AWS credentials are resolved in the standard order: environment variables (AWS_ACCESS_KEY_ID / AWS_SECRET_ACCESS_KEY), the shared credentials file (~/.aws/credentials), or an instance profile. You can also pass credentials explicitly via storage_options:

rubicon = Rubicon(
    persistence="filesystem",
    root_dir="s3://my-bucket/rubicon-root",
    profile="my-aws-profile",
)

All extra keyword arguments are forwarded to s3fs.S3FileSystem.

In-Memory¶

The in-memory backend stores data in a virtual filesystem that lives entirely in the current process’s memory. It is intended for testing and development — data will not survive between Python sessions.

from rubicon_ml import Rubicon

rubicon = Rubicon(persistence="memory")

root_dir is only required if you are interacting with a previously-created in-memory filesystem.

Weights & Biases¶

Warning

The W&B backend is experimental and may contain breaking changes in future versions. If you encounter any bugs or missing features, please open an issue.

The W&B backend maps rubicon-ml concepts onto native Weights & Biases primitives, so your experiment data is visible in both the rubicon-ml API and the W&B web UI.

Setup¶

Install the wandb package and authenticate:

pip install wandb

Set your API key as an environment variable:

export WANDB_API_KEY="your-api-key"

Alternatively, you can run wandb login which stores the key in ~/.netrc.

Basic usage¶

from rubicon_ml import Rubicon

rubicon = Rubicon(persistence="wandb")

project = rubicon.get_or_create_project("My Project")
experiment = project.log_experiment()

experiment.log_parameter("alpha", 0.1)
experiment.log_metric("accuracy", 0.95)

The root_dir parameter is unused by the W&B backend.

Configuration¶

You can pass additional configuration when creating the client:

entity: The W&B entity (username or team name) to read from and write to.
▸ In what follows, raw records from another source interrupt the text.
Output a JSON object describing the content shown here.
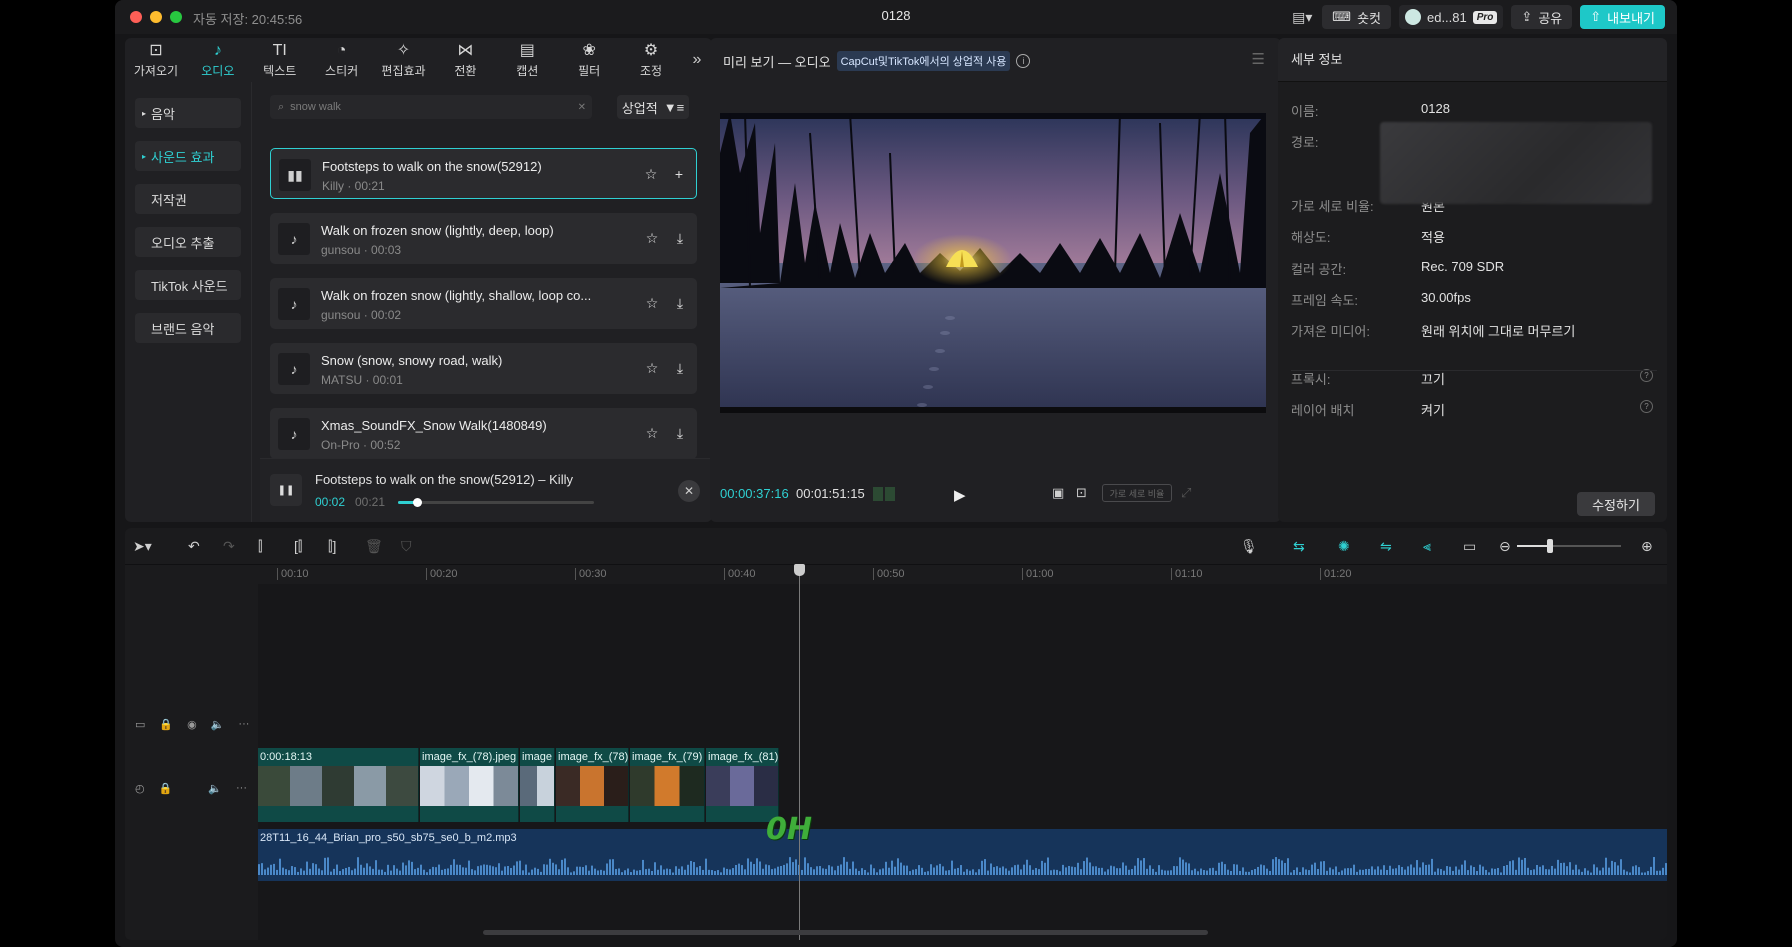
{
  "window": {
    "autosave": "자동 저장: 20:45:56",
    "title": "0128",
    "shortcut_label": "숏컷",
    "user_name": "ed...81",
    "pro_badge": "Pro",
    "share_label": "공유",
    "export_label": "내보내기"
  },
  "media_panel": {
    "tabs": [
      {
        "label": "가져오기",
        "icon": "import-icon"
      },
      {
        "label": "오디오",
        "icon": "audio-icon"
      },
      {
        "label": "텍스트",
        "icon": "text-icon"
      },
      {
        "label": "스티커",
        "icon": "sticker-icon"
      },
      {
        "label": "편집효과",
        "icon": "effects-icon"
      },
      {
        "label": "전환",
        "icon": "transition-icon"
      },
      {
        "label": "캡션",
        "icon": "caption-icon"
      },
      {
        "label": "필터",
        "icon": "filter-icon"
      },
      {
        "label": "조정",
        "icon": "adjust-icon"
      }
    ],
    "active_tab": "오디오",
    "categories": [
      "음악",
      "사운드 효과",
      "저작권",
      "오디오 추출",
      "TikTok 사운드",
      "브랜드 음악"
    ],
    "active_category": "사운드 효과",
    "search_value": "snow walk",
    "filter_label": "상업적",
    "results": [
      {
        "title": "Footsteps to walk on the snow(52912)",
        "author": "Killy",
        "duration": "00:21"
      },
      {
        "title": "Walk on frozen snow (lightly, deep, loop)",
        "author": "gunsou",
        "duration": "00:03"
      },
      {
        "title": "Walk on frozen snow (lightly, shallow, loop co...",
        "author": "gunsou",
        "duration": "00:02"
      },
      {
        "title": "Snow (snow, snowy road, walk)",
        "author": "MATSU",
        "duration": "00:01"
      },
      {
        "title": "Xmas_SoundFX_Snow Walk(1480849)",
        "author": "On-Pro",
        "duration": "00:52"
      }
    ],
    "selected_index": 0,
    "now_playing": {
      "title": "Footsteps to walk on the snow(52912) – Killy",
      "current": "00:02",
      "total": "00:21",
      "progress": 0.095
    }
  },
  "preview": {
    "title": "미리 보기 — 오디오",
    "badge": "CapCut및TikTok에서의 상업적 사용",
    "timecode": "00:00:37:16",
    "duration": "00:01:51:15",
    "ratio_label": "가로 세로 비율"
  },
  "details": {
    "header": "세부 정보",
    "rows": [
      {
        "key": "이름:",
        "value": "0128"
      },
      {
        "key": "경로:",
        "value": ""
      },
      {
        "key": "가로 세로 비율:",
        "value": "원본"
      },
      {
        "key": "해상도:",
        "value": "적용"
      },
      {
        "key": "컬러 공간:",
        "value": "Rec. 709 SDR"
      },
      {
        "key": "프레임 속도:",
        "value": "30.00fps"
      },
      {
        "key": "가져온 미디어:",
        "value": "원래 위치에 그대로 머무르기"
      },
      {
        "key": "프록시:",
        "value": "끄기"
      },
      {
        "key": "레이어 배치",
        "value": "켜기"
      }
    ],
    "edit_label": "수정하기"
  },
  "timeline": {
    "ruler": [
      "00:10",
      "00:20",
      "00:30",
      "00:40",
      "00:50",
      "01:00",
      "01:10",
      "01:20"
    ],
    "video_clips": [
      {
        "label": "0:00:18:13"
      },
      {
        "label": "image_fx_(78).jpeg"
      },
      {
        "label": "image"
      },
      {
        "label": "image_fx_(78)"
      },
      {
        "label": "image_fx_(79)"
      },
      {
        "label": "image_fx_(81)."
      }
    ],
    "audio_clip": "28T11_16_44_Brian_pro_s50_sb75_se0_b_m2.mp3",
    "overlay_text": "0H"
  },
  "colors": {
    "accent": "#2fd0d2",
    "export": "#1ec8c8",
    "video_clip": "#0f4a46",
    "audio_clip": "#16345a",
    "waveform": "#4a88c8"
  }
}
When omitted, W&B uses the default entity from your local configuration.
wandb_init_kwargs: A dictionary of additional keyword arguments forwarded to every wandb.init() call (e.g. {"mode": "offline"}).
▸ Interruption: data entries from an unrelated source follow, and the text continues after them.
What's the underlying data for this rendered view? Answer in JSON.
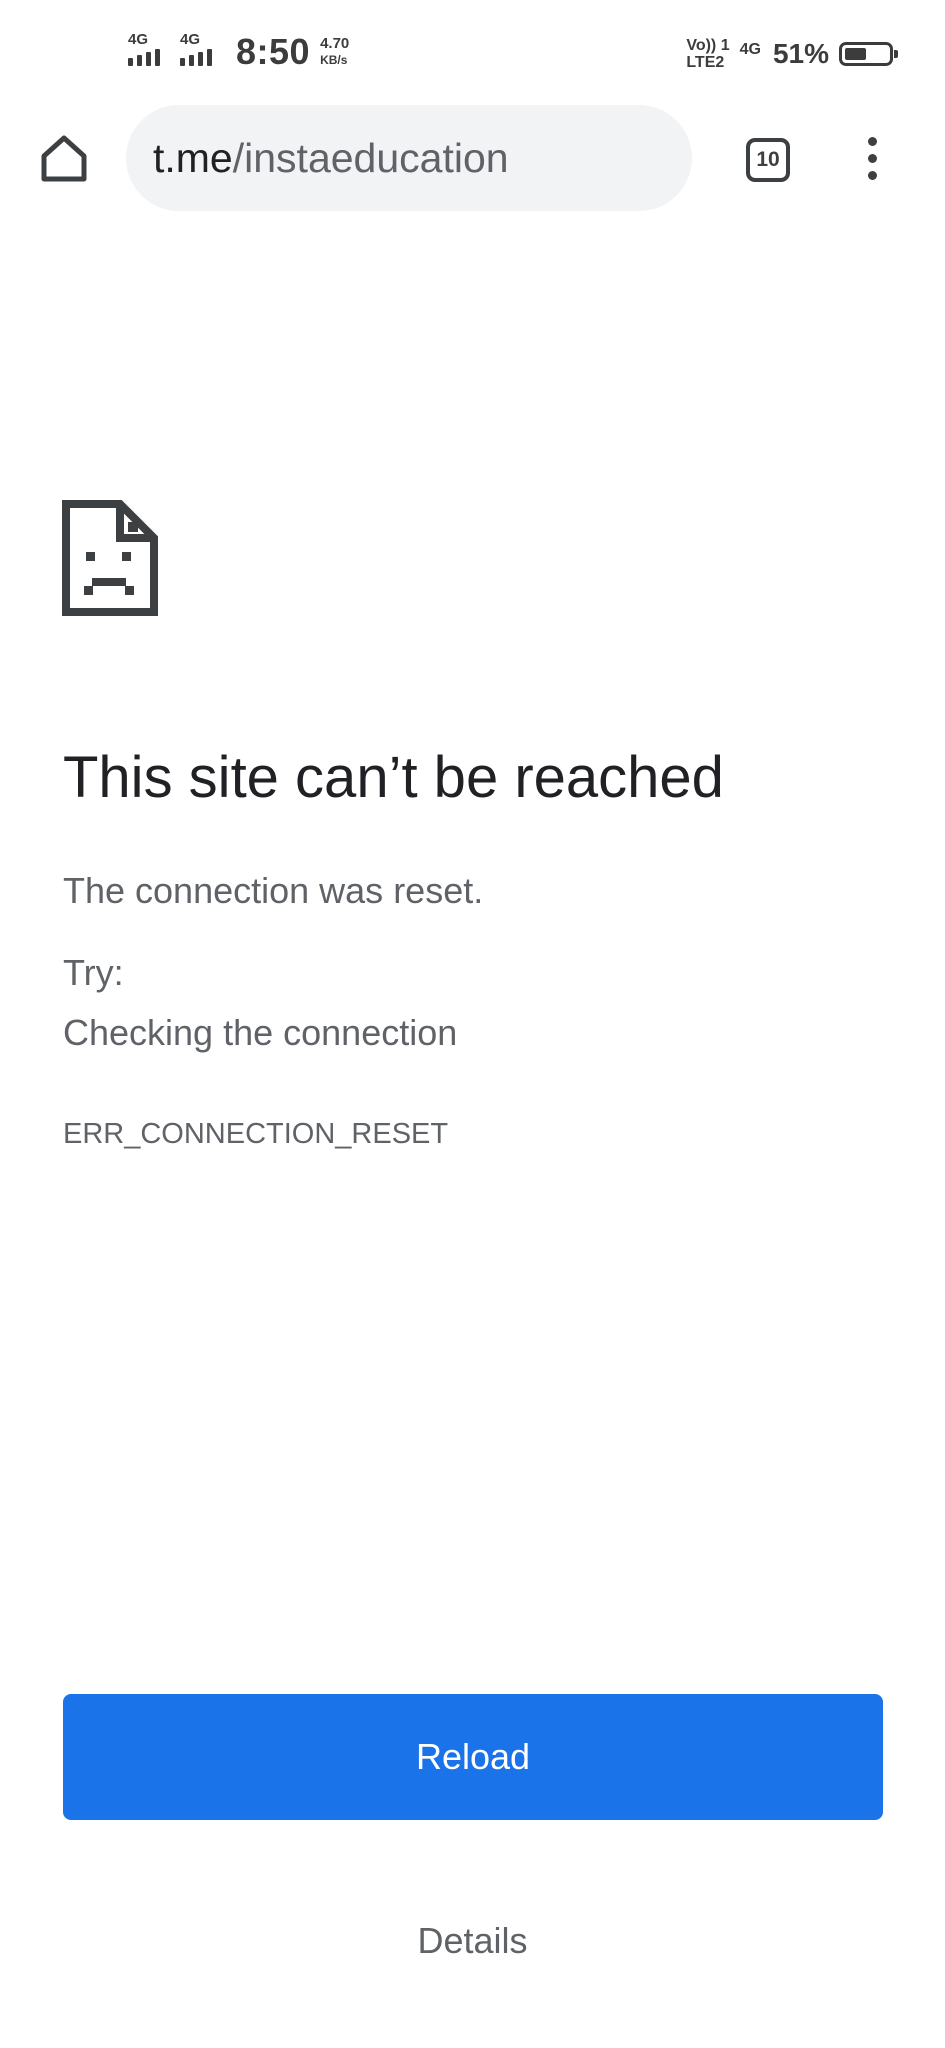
{
  "status_bar": {
    "sim1_network": "4G",
    "sim2_network": "4G",
    "time": "8:50",
    "speed_value": "4.70",
    "speed_unit": "KB/s",
    "volte_top": "Vo)) 1",
    "volte_bottom": "LTE2",
    "network_type": "4G",
    "battery_percent": "51%",
    "battery_level": 0.51
  },
  "toolbar": {
    "url_host": "t.me",
    "url_path": "/instaeducation",
    "tab_count": "10",
    "home_icon": "home-icon",
    "menu_icon": "more-vert-icon"
  },
  "error": {
    "icon": "sad-page-icon",
    "title": "This site can’t be reached",
    "description": "The connection was reset.",
    "try_label": "Try:",
    "suggestion": "Checking the connection",
    "code": "ERR_CONNECTION_RESET"
  },
  "actions": {
    "reload_label": "Reload",
    "details_label": "Details"
  },
  "colors": {
    "primary_button": "#1a73e8",
    "omnibox_background": "#f1f3f4",
    "text_primary": "#202124",
    "text_secondary": "#5f6368"
  }
}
Pass these as storage_options:

rubicon = Rubicon(
    persistence="wandb",
    entity="my-team",
    wandb_init_kwargs={"mode": "offline"},
)

Concept mapping¶

rubicon-ml objects map to W&B primitives as follows:

rubicon-ml	Weights & Biases
Project	W&B Project
Experiment	W&B Run
Metric (value)	W&B Metric (`wandb.log`)
Parameter (value)	W&B Config entry
Feature (importance)	W&B Metric (`wandb.log`)
Artifact	W&B Artifact (type `"model"`)
Dataframe	W&B Artifact (type `"dataset"`) + W&B Table

In addition to these native representations, every entity’s complete rubicon-ml metadata is stored in the run’s W&B Config under a private _rubicon_* key so that it can be fully reconstructed when reading back through rubicon-ml.

Limitations¶

The W&B backend does not currently support every operation available in the filesystem backends:

No project-level artifacts or dataframes. These must be logged to an experiment (W&B run).
No get_projects() listing. Use get_project(name) or get_or_create_project(name) with a specific project name instead.
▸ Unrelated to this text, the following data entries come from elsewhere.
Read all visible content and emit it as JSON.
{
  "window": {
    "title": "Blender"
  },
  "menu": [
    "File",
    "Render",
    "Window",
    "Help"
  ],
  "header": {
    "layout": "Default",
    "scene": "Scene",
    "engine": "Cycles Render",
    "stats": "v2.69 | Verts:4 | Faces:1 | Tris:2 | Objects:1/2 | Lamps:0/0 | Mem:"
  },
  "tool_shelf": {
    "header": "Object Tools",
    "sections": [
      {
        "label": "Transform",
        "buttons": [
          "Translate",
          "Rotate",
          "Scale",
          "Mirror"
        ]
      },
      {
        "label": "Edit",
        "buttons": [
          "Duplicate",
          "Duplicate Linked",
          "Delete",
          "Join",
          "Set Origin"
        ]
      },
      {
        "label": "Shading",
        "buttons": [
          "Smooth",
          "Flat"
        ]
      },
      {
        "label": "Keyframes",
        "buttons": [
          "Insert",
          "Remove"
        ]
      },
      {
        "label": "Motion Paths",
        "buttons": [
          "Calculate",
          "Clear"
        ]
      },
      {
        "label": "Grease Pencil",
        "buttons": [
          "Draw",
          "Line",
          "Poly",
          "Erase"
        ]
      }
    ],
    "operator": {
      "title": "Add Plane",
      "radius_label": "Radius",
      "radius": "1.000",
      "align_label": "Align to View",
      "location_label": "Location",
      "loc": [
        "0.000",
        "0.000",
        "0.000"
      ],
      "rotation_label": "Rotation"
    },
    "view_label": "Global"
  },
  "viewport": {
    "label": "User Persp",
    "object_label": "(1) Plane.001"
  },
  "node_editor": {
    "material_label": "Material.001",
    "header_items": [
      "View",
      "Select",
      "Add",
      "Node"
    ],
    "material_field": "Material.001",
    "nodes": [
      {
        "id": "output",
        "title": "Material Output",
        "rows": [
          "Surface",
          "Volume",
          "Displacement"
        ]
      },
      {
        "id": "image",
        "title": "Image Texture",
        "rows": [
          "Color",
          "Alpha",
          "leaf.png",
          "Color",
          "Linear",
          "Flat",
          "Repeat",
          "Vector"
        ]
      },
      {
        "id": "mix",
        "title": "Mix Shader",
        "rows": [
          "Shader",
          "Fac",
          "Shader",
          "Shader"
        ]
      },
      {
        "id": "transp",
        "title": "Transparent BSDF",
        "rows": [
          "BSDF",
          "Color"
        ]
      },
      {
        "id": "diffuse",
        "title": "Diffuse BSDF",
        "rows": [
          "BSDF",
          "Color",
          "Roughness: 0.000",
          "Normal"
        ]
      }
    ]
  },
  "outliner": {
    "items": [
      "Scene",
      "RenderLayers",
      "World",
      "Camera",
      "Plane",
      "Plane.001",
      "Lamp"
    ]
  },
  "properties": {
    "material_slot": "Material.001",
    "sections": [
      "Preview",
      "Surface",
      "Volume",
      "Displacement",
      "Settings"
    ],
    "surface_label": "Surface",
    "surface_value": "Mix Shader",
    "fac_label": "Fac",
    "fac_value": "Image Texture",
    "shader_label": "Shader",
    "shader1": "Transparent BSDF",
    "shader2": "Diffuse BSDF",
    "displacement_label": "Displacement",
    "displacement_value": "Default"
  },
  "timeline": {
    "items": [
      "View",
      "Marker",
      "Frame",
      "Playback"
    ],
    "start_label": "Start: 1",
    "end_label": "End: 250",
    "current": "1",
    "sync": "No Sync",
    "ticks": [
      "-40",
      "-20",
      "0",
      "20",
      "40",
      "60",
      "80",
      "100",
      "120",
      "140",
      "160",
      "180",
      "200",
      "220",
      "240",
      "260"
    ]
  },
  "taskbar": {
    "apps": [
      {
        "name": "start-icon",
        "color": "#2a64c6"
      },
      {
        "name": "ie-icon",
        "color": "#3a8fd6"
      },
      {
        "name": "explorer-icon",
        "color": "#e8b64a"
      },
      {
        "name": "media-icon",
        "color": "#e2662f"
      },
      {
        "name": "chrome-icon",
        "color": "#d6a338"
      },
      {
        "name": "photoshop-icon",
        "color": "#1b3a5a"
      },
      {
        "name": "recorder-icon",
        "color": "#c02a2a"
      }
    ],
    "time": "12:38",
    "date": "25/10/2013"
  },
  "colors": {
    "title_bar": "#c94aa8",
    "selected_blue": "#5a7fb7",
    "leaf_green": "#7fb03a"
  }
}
Transitioning from a filesystem backend¶

If you have been using a local or S3 filesystem backend and want to switch to W&B, the change is straightforward — update the persistence argument:

# Before
rubicon = Rubicon(persistence="filesystem", root_dir="./rubicon-root")

# After
rubicon = Rubicon(persistence="wandb")

Because every backend exposes the same logging API, the rest of your code does not need to change. New experiments will be logged to W&B going forward.

Using Multiple Backends¶

rubicon-ml supports writing to multiple backends simultaneously via the composite_config parameter. When a composite config is set, every write operation fans out to all configured backends, while read operations return from the first backend that succeeds.

from rubicon_ml import Rubicon

rubicon = Rubicon(
    composite_config=[
        {"persistence": "filesystem", "root_dir": "s3://my-bucket/rubicon-root"},
        {"persistence": "wandb"},
    ],
)

project = rubicon.get_or_create_project("My Project")
experiment = project.log_experiment(name="dual-write")
experiment.log_metric("accuracy", 0.95)
# metric is now persisted to both S3 and W&B

This is useful when you want redundant storage or are migrating between backends and want a period of dual-writing.

For a complete walkthrough, see the multiple backend notebook.